The Politics of Walking: Radical Tourism in an Age of Revolution

This new appreciation for Britain’s wilderness carried revolutionary implications. To experience “authentic” Britain required leaving carriages behind – both literally and metaphorically. Walking became an act of political and moral significance during the 1780s-90s, as radicals like John Thelwall traced the footsteps of rural laborers while German pastor Karl Moritz faced suspicion for his pedestrian travels. Even fashionable society adopted the practice, though often reducing it to genteel strolls between landscape follies.

The most dramatic embodiment of this philosophy was John “Walking” Stewart, who traversed India, Arabia, and North America on foot before returning to Britain as a celebrity pedestrian. His extreme travels demonstrated how physical exertion could forge a new relationship between Britons and their land.

Rousseau’s Shadow: The Cult of Sensibility Takes Root

Jean-Jacques Rousseau’s influence permeated this movement. His 1782 Confessions (particularly the appendix Reveries of the Solitary Walker) became scripture for British nature enthusiasts. Rousseau’s disastrous 1766-67 English exile – including his paranoid retreat to Derbyshire wearing Armenian robes – ironically cemented his reputation among the “Men and Women of Feeling” who gathered at Brooke Boothby’s Lichfield salon.
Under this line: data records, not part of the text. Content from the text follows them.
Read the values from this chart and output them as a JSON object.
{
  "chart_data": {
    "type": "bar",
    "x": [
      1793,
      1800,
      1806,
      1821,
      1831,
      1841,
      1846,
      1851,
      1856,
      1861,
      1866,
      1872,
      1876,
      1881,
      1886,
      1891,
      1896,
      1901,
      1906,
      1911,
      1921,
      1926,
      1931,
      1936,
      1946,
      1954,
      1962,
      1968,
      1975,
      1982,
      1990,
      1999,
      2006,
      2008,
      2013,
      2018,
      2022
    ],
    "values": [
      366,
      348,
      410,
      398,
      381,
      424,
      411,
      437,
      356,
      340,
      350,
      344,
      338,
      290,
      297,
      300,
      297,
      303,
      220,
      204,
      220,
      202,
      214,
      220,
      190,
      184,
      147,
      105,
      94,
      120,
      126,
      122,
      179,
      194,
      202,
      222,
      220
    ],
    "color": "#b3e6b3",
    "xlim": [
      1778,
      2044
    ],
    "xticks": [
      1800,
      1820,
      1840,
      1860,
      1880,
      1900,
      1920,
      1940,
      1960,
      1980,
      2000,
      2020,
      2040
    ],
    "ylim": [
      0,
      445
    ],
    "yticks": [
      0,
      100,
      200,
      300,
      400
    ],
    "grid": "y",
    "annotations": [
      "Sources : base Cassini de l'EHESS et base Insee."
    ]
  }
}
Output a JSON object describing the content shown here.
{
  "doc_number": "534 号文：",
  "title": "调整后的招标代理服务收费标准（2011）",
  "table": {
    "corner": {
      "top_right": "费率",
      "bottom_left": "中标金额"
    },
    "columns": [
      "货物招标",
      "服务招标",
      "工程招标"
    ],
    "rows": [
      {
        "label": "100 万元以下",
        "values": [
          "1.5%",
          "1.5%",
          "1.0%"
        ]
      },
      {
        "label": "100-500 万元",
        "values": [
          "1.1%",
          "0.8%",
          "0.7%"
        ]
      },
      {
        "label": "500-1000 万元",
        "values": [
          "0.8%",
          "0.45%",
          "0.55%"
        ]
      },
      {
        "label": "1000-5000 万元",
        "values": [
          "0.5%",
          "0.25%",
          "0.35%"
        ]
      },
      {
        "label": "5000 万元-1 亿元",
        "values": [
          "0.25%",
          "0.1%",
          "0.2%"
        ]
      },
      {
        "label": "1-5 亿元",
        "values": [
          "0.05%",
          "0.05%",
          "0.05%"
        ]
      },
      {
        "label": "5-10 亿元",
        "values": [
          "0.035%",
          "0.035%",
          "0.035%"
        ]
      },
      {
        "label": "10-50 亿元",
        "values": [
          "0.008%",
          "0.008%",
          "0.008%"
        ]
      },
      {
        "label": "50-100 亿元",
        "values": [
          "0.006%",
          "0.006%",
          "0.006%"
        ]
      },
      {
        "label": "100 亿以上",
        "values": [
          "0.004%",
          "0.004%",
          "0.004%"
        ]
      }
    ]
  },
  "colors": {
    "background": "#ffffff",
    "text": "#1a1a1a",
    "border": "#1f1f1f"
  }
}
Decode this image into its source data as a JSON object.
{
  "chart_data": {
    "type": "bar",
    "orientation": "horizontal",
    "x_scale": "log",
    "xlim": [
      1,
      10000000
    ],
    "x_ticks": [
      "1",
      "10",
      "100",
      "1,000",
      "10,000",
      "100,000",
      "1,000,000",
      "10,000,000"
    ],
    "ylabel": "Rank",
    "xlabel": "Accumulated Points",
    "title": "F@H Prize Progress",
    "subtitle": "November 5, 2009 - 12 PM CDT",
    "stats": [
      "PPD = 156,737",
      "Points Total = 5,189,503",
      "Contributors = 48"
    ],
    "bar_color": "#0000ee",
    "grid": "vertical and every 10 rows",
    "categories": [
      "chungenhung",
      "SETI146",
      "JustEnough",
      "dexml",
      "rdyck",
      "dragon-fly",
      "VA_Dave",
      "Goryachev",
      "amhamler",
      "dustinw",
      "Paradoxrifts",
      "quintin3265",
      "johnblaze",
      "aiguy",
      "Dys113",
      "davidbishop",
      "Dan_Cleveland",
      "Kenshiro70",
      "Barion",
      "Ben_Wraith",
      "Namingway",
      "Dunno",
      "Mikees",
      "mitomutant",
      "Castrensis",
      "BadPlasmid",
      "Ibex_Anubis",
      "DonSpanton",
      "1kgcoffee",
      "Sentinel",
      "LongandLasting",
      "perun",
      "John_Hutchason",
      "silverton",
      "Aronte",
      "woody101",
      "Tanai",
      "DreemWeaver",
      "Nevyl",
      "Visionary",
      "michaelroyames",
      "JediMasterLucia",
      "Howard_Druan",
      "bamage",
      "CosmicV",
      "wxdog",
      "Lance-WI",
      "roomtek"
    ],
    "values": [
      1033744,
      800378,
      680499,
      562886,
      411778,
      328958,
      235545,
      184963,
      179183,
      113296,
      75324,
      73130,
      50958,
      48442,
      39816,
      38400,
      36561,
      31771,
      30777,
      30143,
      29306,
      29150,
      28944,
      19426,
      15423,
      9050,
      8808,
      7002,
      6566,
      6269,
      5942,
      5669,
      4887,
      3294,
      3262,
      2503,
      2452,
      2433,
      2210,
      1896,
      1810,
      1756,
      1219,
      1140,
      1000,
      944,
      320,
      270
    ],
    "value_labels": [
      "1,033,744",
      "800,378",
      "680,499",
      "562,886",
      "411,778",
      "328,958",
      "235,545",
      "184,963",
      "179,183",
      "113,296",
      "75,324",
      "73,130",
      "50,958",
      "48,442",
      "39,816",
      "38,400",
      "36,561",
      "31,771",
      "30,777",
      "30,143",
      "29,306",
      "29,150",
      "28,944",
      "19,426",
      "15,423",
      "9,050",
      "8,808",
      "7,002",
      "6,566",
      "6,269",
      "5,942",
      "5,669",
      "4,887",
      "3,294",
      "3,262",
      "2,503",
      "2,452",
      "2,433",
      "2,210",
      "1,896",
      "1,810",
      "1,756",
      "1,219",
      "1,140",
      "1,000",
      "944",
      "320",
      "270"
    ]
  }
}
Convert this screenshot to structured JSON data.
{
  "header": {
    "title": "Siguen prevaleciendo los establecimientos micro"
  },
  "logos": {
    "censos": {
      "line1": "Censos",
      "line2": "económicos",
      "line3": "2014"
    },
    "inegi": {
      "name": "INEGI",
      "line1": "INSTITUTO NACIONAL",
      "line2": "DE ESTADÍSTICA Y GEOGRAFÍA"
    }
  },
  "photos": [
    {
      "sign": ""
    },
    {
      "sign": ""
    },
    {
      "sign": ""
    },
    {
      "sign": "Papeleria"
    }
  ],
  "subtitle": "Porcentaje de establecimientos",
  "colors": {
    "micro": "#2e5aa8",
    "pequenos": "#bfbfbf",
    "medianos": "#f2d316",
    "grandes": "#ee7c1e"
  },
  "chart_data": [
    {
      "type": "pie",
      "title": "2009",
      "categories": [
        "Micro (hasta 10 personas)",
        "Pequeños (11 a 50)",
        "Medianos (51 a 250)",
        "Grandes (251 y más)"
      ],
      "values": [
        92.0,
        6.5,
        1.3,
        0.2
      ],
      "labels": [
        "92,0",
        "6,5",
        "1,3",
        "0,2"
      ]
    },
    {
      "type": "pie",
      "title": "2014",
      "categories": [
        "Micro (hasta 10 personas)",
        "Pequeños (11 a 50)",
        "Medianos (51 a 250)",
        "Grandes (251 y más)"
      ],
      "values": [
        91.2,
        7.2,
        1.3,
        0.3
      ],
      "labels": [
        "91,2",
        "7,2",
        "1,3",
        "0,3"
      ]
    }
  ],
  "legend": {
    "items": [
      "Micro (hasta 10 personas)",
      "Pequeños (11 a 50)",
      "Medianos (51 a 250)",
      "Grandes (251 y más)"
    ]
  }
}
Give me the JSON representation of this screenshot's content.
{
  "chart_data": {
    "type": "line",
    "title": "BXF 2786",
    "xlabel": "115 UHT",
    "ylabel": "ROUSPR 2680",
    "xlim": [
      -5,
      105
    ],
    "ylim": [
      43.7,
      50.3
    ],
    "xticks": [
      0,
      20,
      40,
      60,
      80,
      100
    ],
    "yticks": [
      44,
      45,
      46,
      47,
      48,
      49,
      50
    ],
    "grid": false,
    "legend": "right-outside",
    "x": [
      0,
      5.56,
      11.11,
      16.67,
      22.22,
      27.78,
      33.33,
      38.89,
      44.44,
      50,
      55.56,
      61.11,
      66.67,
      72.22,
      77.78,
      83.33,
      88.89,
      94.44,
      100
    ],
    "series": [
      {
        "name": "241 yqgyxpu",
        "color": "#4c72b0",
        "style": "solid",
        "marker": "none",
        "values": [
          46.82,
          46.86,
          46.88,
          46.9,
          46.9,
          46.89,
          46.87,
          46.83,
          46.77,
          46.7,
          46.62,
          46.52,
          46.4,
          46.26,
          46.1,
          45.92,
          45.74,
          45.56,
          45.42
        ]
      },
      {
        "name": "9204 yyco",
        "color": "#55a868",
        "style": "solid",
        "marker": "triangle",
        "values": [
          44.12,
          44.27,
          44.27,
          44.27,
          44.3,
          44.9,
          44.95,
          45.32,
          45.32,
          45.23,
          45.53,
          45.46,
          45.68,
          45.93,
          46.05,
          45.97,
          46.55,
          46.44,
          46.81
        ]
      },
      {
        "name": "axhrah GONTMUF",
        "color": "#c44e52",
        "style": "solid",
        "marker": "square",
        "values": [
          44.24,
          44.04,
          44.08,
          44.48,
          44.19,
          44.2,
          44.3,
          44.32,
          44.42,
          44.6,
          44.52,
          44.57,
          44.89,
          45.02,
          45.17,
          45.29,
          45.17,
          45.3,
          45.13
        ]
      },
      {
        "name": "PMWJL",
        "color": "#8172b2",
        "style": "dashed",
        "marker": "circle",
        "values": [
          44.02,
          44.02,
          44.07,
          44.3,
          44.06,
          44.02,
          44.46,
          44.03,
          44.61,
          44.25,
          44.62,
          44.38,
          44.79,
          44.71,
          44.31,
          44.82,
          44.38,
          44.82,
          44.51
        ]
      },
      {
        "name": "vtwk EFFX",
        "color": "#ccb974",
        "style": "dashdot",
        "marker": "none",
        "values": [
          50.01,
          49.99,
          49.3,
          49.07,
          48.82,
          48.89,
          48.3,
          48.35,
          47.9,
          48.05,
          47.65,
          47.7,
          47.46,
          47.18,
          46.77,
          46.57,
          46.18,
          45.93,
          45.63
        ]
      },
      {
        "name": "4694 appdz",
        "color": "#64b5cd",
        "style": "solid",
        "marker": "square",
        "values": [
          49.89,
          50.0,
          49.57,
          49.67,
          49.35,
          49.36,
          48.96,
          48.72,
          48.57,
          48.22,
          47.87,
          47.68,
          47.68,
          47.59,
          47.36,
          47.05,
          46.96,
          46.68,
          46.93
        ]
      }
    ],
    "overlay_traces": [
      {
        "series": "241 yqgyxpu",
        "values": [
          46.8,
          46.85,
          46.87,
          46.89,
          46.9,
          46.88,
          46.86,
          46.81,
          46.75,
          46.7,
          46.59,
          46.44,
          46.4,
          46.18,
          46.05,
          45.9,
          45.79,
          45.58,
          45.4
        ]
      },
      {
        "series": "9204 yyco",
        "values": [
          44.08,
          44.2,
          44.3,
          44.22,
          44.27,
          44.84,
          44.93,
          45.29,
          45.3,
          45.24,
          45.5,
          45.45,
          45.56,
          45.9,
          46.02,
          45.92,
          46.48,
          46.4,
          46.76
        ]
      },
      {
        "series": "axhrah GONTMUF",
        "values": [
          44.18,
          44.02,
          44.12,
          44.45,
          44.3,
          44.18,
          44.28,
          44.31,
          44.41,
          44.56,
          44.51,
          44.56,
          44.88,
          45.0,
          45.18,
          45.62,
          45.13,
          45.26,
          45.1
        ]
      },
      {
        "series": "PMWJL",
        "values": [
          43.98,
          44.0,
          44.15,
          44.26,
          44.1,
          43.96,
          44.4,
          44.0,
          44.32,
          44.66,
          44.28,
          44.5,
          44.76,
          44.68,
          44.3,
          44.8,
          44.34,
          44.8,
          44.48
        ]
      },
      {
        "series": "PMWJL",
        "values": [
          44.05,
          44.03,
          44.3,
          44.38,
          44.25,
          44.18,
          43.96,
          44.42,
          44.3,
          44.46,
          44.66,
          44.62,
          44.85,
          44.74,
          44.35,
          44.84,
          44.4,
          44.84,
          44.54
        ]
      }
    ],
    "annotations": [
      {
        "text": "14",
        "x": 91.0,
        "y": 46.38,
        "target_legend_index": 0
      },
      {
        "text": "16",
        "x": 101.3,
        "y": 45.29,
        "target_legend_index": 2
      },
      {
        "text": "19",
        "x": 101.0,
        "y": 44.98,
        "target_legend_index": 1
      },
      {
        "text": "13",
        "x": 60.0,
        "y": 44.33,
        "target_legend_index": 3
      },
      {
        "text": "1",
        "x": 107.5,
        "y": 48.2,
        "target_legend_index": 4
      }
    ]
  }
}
Joseph Wright of Derby’s 1781 portrait of Boothby cradling Rousseau’s writings epitomized this fusion of radical politics and nature worship. The Derbyshire landscape itself became sacred ground, inspiring everything from geological treatises to a 1779 West End spectacle The Wonders of Derbyshire featuring mechanical “mountain spirits.”

Educating the New Britons: Thomas Day’s Radical Experiment

The most extreme attempt to create Rousseau’s “natural man” occurred in Lichfield, where Thomas Day adopted two orphan girls as potential wives to be raised according to Emile’s principles. His cruel experiments (including pouring hot wax on their arms) ended in failure, but his 1783 novel Sandford and Merton became a runaway success, outlining an educational philosophy where rural virtue triumphs over aristocratic corruption.

Day’s eccentric life – he died in 1789 attempting to tame a horse through kindness – reflected the movement’s contradictions. Could modern Britons truly return to primal innocence? His contemporary Erasmus Darwin (grandfather of Charles) believed science and nature could coexist, establishing botanical societies that celebrated both industrial progress and natural wonder.

Legacy: How the Romantics Reinvented Britain

Pennant’s antiquarian tours planted seeds that would blossom in Romanticism. By the 1790s, Wordsworth and Coleridge were walking the Lakeland fells that West had mapped, while Walter Scott transformed Scotland’s bloody history into romantic nationalism. The Celtic revival flourished, with Welsh eisteddfods and Ossianic poetry creating new myths from old fragments.

Most significantly, this movement redefined British patriotism. No longer solely about naval supremacy or colonial expansion, national identity now encompassed everything from Neolithic stone circles to Highland clearances. In losing an empire, Britain had indeed found itself – not as a monolithic culture, but as a mosaic of ancient traditions, wild landscapes, and resilient communities. The paradox Pennant uncovered remains vital today: that a nation’s strength often lies not in its power to conquer others, but in its capacity to understand itself.